El nevazo de la tía Cirila.

El nevazo de la tía Cirila. Eran blanquecinas, de aspecto algodonoso, suave, como empujadas por la mano grande del Genio de las Montañas; agrupaditas en racimones, ocupando poco a poco todo lo visible desde la parte más alta del pueblo y aun mucho más allá, por detrás de la Covacha, por detrás de los barrancos, de los desfiladeros, murallones, gargantas, trochas, cañadas de más arriba; por encima de los picos, tras el otro lado de la sierra, emergiendo como la espuma inmensa de la ola de un mar inexistente. El mar que está tan lejos, ni puñetera falta que hace.
- Aquí nos apañamos bien sin él desde antes que mi tatarabuelo fuera monaguillo, ¡no te jode!
- El mar para los pulpos y para los cangrejos (de mar, claro), aquí ni puñetera falta que hace.
- Y para las tías que enseñan la pechuga a los palomos, ¡no te joroba!
- El mar, el mar, ¡valiente mamarrachada!
Fueron llenando el cielo como inofensivos gurriatones de bordes grises con remates negros; comiéndose el azul, subieron la ladera majestuosas, tozudas, mansurronas. Y se instalaron ocupando el aire. Así es que, cuando tío Remigio se quiso dar cuenta, todo el mundo se le había adelantado en la sentencia: "Va a nevar antes de media tarde".
Antes de media tarde nevaba. Tía Eduvigis le había dicho a su nuera (la pobre, tan delicada ella, como que era de capital la criaturita y andaba reponiéndose del hígado en el pueblo): "Lauri, hija, voy en cá tía Cirila antes de que caiga, que está con la rodilla y no se puede menear la mujer. Voy a llevarle un bollo pá sopas. Tu no te muevas y cuando venga mi Ulogio lo atalantas. Que se coma las puches y luego si se quiere ir pál bar que arregle antes los plomos, que saltaron anoche".
- Descuide, abuela, que yo se lo digo - contestó Laura.
Al principio era un agüilla llena de puntitos dispersos que no daban ningún respeto, hasta el punto de chotearse Andresín del pregonero:
- ¡Cuñao!, anda que ... con que un nevazo de mil pares de galeras, ¿eh?, con que una tupa a nevar que vá’ber que salir por las bujardas, ¿eh? ¡Buena tupa llevarías tu cuando cantabas!
Y el pregonero rezongaba por lo bajo, las manos en la estufa, moviendo la cabeza al ritmo de las botas:
- Tu ríte, ríte, que verás quién te vá’sacar la Golosa de los Navazuelos, mamonazo, Ríte, ríte, cá’mí el nevazo me coje avisao.
Los hombres iban desapareciendo del bar de en medio cuando tía Eduvigis subía la calle arriba a ver de su prima en la casa de por cima del horno. Llevaba un paso ligero, nervioso, de gorrioncillo brincador por entre las piedras resbaladizas que empezaban a blanquear a pasos ya agigantados para entonces. Franqueada la portera, traspasó el corralón en el justo momento en que arreciaban los copos.

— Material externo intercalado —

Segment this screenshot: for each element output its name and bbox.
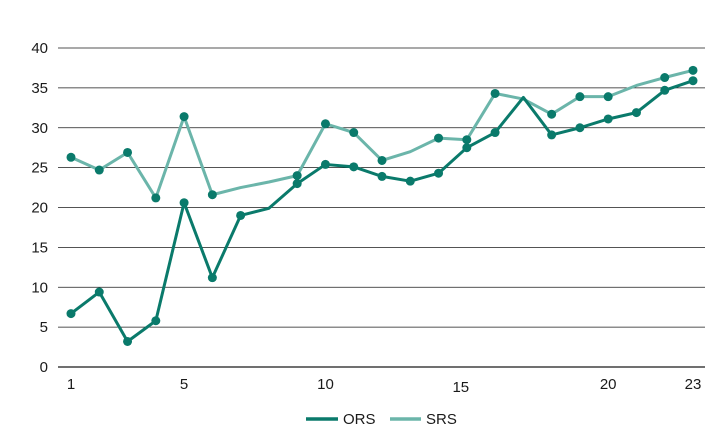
data-point-srs	[94, 165, 104, 175]
data-point-ors	[434, 168, 444, 178]
data-point-ors	[547, 130, 557, 140]
y-tick-label: 35	[31, 80, 48, 97]
data-point-srs	[575, 92, 585, 102]
data-point-ors	[688, 76, 698, 86]
data-point-ors	[405, 176, 415, 186]
y-tick-label: 40	[31, 40, 48, 57]
y-tick-label: 25	[31, 160, 48, 177]
series-lines	[66, 65, 698, 346]
series-line-ors	[69, 79, 695, 343]
data-point-srs	[66, 152, 76, 162]
data-point-ors	[292, 179, 302, 189]
data-point-ors	[462, 143, 472, 153]
data-point-srs	[603, 92, 613, 102]
data-point-srs	[292, 171, 302, 181]
y-tick-label: 20	[31, 200, 48, 217]
data-point-ors	[207, 273, 217, 283]
data-point-srs	[320, 119, 330, 129]
data-point-ors	[575, 123, 585, 133]
data-point-srs	[377, 155, 387, 165]
y-tick-label: 10	[31, 279, 48, 296]
x-tick-label: 1	[67, 376, 75, 393]
data-point-ors	[603, 114, 613, 124]
data-point-srs	[179, 112, 189, 122]
data-point-ors	[179, 198, 189, 208]
x-tick-label: 20	[600, 376, 617, 393]
x-tick-label: 10	[317, 376, 334, 393]
x-tick-label: 5	[180, 376, 188, 393]
data-point-srs	[349, 128, 359, 138]
data-point-ors	[320, 159, 330, 169]
legend: ORS SRS	[306, 411, 457, 428]
data-point-ors	[631, 108, 641, 118]
series-srs	[66, 65, 698, 203]
data-point-ors	[151, 316, 161, 326]
legend-item-srs: SRS	[390, 411, 457, 428]
data-point-srs	[490, 88, 500, 98]
series-ors	[66, 76, 698, 346]
data-point-ors	[490, 128, 500, 138]
data-point-ors	[236, 210, 246, 220]
data-point-srs	[123, 147, 133, 157]
y-tick-label: 5	[40, 319, 48, 336]
x-axis-ticks: 1 5 10 15 20 23	[67, 376, 702, 396]
data-point-ors	[349, 162, 359, 172]
data-point-srs	[660, 73, 670, 83]
y-tick-label: 0	[40, 359, 48, 376]
data-point-ors	[377, 171, 387, 181]
legend-item-ors: ORS	[306, 411, 376, 428]
legend-label: ORS	[343, 411, 376, 428]
data-point-srs	[434, 133, 444, 143]
data-point-ors	[123, 336, 133, 346]
x-tick-label: 23	[685, 376, 702, 393]
y-tick-label: 15	[31, 239, 48, 256]
data-point-srs	[207, 190, 217, 200]
y-axis-ticks: 0 5 10 15 20 25 30 35 40	[31, 40, 48, 376]
data-point-srs	[547, 109, 557, 119]
data-point-ors	[66, 309, 76, 319]
data-point-srs	[151, 193, 161, 203]
x-tick-label: 15	[452, 379, 469, 396]
data-point-srs	[688, 65, 698, 75]
data-point-ors	[94, 287, 104, 297]
legend-label: SRS	[426, 411, 457, 428]
y-tick-label: 30	[31, 120, 48, 137]
data-point-ors	[660, 85, 670, 95]
data-point-srs	[462, 135, 472, 145]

- Si más que copos parecen copones! - decía Manolito con la cara pegada a los cristales del bar.
Las amarillentas y escasas bombillas del alumbrado público eran ánimas perdidas entre la cortina de nieve que ya caía a eso de las seis menos cuarto desde un cielo invisible, desaparecido e inquieto. Mientras, tía Eduvigis, cerrando la puerta, se quitaba el pañuelo sacudiéndose los cabellos y dejaba el capazo encima de la mesa.

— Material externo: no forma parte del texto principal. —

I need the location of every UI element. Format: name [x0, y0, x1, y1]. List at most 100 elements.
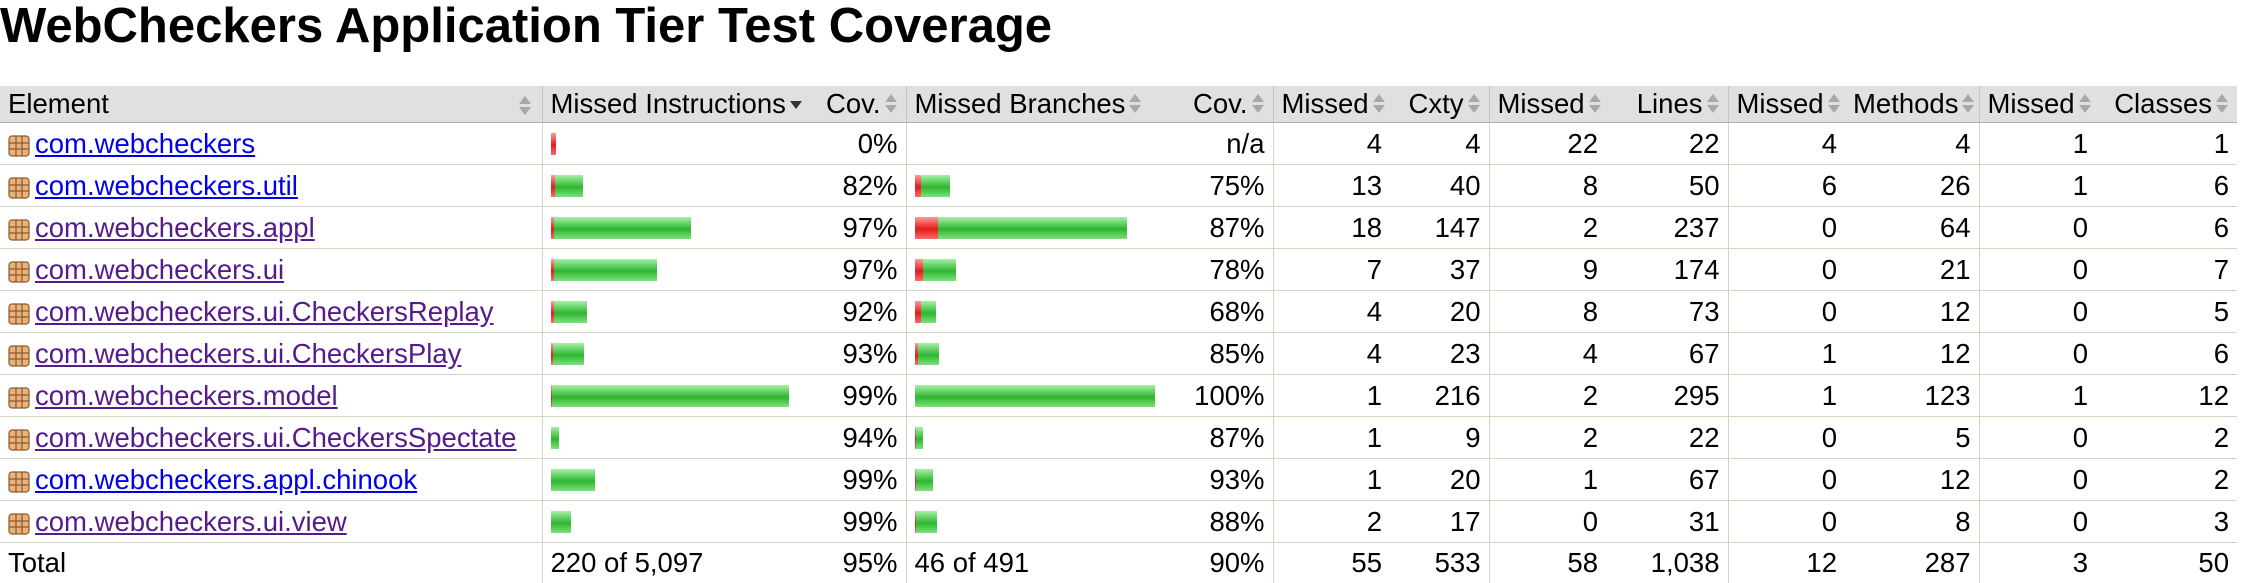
sort-icon	[1589, 93, 1602, 115]
package-link[interactable]: com.webcheckers.ui.CheckersSpectate	[35, 422, 516, 453]
package-link[interactable]: com.webcheckers.model	[35, 380, 338, 411]
missed-bar	[915, 217, 938, 239]
missed-lines: 8	[1489, 291, 1606, 333]
missed-instructions-bar	[542, 501, 810, 543]
complexity: 147	[1390, 207, 1489, 249]
missed-methods: 1	[1728, 375, 1845, 417]
package-link[interactable]: com.webcheckers	[35, 128, 255, 159]
package-link[interactable]: com.webcheckers.ui.CheckersPlay	[35, 338, 461, 369]
methods: 26	[1845, 165, 1979, 207]
package-link[interactable]: com.webcheckers.util	[35, 170, 298, 201]
missed-branches-bar	[906, 333, 1171, 375]
package-link[interactable]: com.webcheckers.ui.view	[35, 506, 347, 537]
classes: 2	[2096, 459, 2237, 501]
package-link[interactable]: com.webcheckers.ui.CheckersReplay	[35, 296, 494, 327]
package-icon	[8, 342, 30, 364]
header-element[interactable]: Element	[0, 86, 542, 123]
missed-instructions-bar	[542, 123, 810, 165]
complexity: 216	[1390, 375, 1489, 417]
sort-descending-icon	[790, 93, 803, 115]
package-link[interactable]: com.webcheckers.ui	[35, 254, 284, 285]
branches-coverage: n/a	[1171, 123, 1273, 165]
classes: 5	[2096, 291, 2237, 333]
header-missed-lines[interactable]: Missed	[1489, 86, 1606, 123]
missed-methods: 6	[1728, 165, 1845, 207]
missed-methods: 0	[1728, 249, 1845, 291]
covered-bar	[554, 301, 587, 323]
header-methods[interactable]: Methods	[1845, 86, 1979, 123]
branches-coverage: 87%	[1171, 207, 1273, 249]
missed-classes: 0	[1979, 207, 2096, 249]
lines: 295	[1606, 375, 1728, 417]
element-cell: com.webcheckers.ui.CheckersPlay	[0, 333, 542, 375]
missed-methods: 0	[1728, 501, 1845, 543]
header-missed-instructions[interactable]: Missed Instructions	[542, 86, 810, 123]
missed-lines: 2	[1489, 417, 1606, 459]
instructions-coverage: 99%	[810, 459, 906, 501]
header-instructions-coverage[interactable]: Cov.	[810, 86, 906, 123]
missed-lines: 8	[1489, 165, 1606, 207]
package-link[interactable]: com.webcheckers.appl	[35, 212, 315, 243]
header-missed-classes[interactable]: Missed	[1979, 86, 2096, 123]
instructions-coverage: 97%	[810, 249, 906, 291]
classes: 7	[2096, 249, 2237, 291]
package-link[interactable]: com.webcheckers.appl.chinook	[35, 464, 417, 495]
missed-classes: 1	[1979, 375, 2096, 417]
missed-branches-bar	[906, 165, 1171, 207]
package-icon	[8, 510, 30, 532]
covered-bar	[552, 385, 789, 407]
branches-coverage: 78%	[1171, 249, 1273, 291]
instructions-coverage: 94%	[810, 417, 906, 459]
element-cell: com.webcheckers.ui.CheckersReplay	[0, 291, 542, 333]
element-cell: com.webcheckers.appl	[0, 207, 542, 249]
missed-branches-bar	[906, 207, 1171, 249]
header-missed-methods[interactable]: Missed	[1728, 86, 1845, 123]
missed-branches-bar	[906, 459, 1171, 501]
header-lines[interactable]: Lines	[1606, 86, 1728, 123]
missed-methods: 4	[1728, 123, 1845, 165]
branches-coverage: 75%	[1171, 165, 1273, 207]
complexity: 40	[1390, 165, 1489, 207]
sort-icon	[2079, 93, 2092, 115]
package-icon	[8, 174, 30, 196]
missed-complexity: 7	[1273, 249, 1390, 291]
complexity: 4	[1390, 123, 1489, 165]
missed-bar	[551, 133, 556, 155]
covered-bar	[554, 217, 691, 239]
element-cell: com.webcheckers.ui.view	[0, 501, 542, 543]
missed-instructions-bar	[542, 249, 810, 291]
missed-classes: 0	[1979, 459, 2096, 501]
branches-coverage: 68%	[1171, 291, 1273, 333]
missed-complexity: 4	[1273, 123, 1390, 165]
missed-methods: 0	[1728, 207, 1845, 249]
instructions-coverage: 99%	[810, 375, 906, 417]
missed-complexity: 1	[1273, 459, 1390, 501]
classes: 6	[2096, 333, 2237, 375]
methods: 21	[1845, 249, 1979, 291]
missed-instructions-bar	[542, 165, 810, 207]
header-missed-complexity[interactable]: Missed	[1273, 86, 1390, 123]
missed-methods: 1	[1728, 333, 1845, 375]
covered-bar	[921, 175, 950, 197]
instructions-coverage: 93%	[810, 333, 906, 375]
missed-instructions-bar	[542, 417, 810, 459]
missed-branches-bar	[906, 501, 1171, 543]
classes: 12	[2096, 375, 2237, 417]
sort-icon	[1129, 93, 1142, 115]
covered-bar	[923, 259, 956, 281]
instructions-coverage: 92%	[810, 291, 906, 333]
lines: 174	[1606, 249, 1728, 291]
branches-coverage: 93%	[1171, 459, 1273, 501]
header-classes[interactable]: Classes	[2096, 86, 2237, 123]
package-icon	[8, 384, 30, 406]
missed-branches-bar	[906, 417, 1171, 459]
header-complexity[interactable]: Cxty	[1390, 86, 1489, 123]
header-missed-branches[interactable]: Missed Branches	[906, 86, 1171, 123]
missed-complexity: 13	[1273, 165, 1390, 207]
missed-methods: 0	[1728, 291, 1845, 333]
header-branches-coverage[interactable]: Cov.	[1171, 86, 1273, 123]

- ¡Válgame Dios, Teresina!, ¡qué nevazo cae, pero qué nevazo! ¡Ave María purísima y todos los santos del cielo con los ángeles y arcángeles y toda la corte celestial! ¡Virgen santísima del Espino, ten misericordia de nosotros, amén, Jesús! ¡Qué nevazo, pero qué nevazo más burro! - y no paraba de hacerse cruces, al tiempo que se secaba la frente con la otra mano.
Una tanda de muchachos a los que la tormenta había pillado por el barrio de abajo, desembocaba en el Pilar como una estampida triunfal y luminosa de destellos brillantes, de redondas palomas volando de Toño a Daniel, de Raúl a Mario, como vertiginosas gaviotas vestidas de comedia para ser estrellas, princesas, primadonnas, por el poder infantil que les da vida durante un siglo mágico colgado del espacio, a mitad de camino entre la cabaña hechizada del bosque de abedules y la luz del otro lado de la luna. Y cuando el encantamiento se evapora, los duendes retroceden brincando sobre las calles cubiertas por medio metro de nieve arrojado por un vendaval que cierra a ojos vista.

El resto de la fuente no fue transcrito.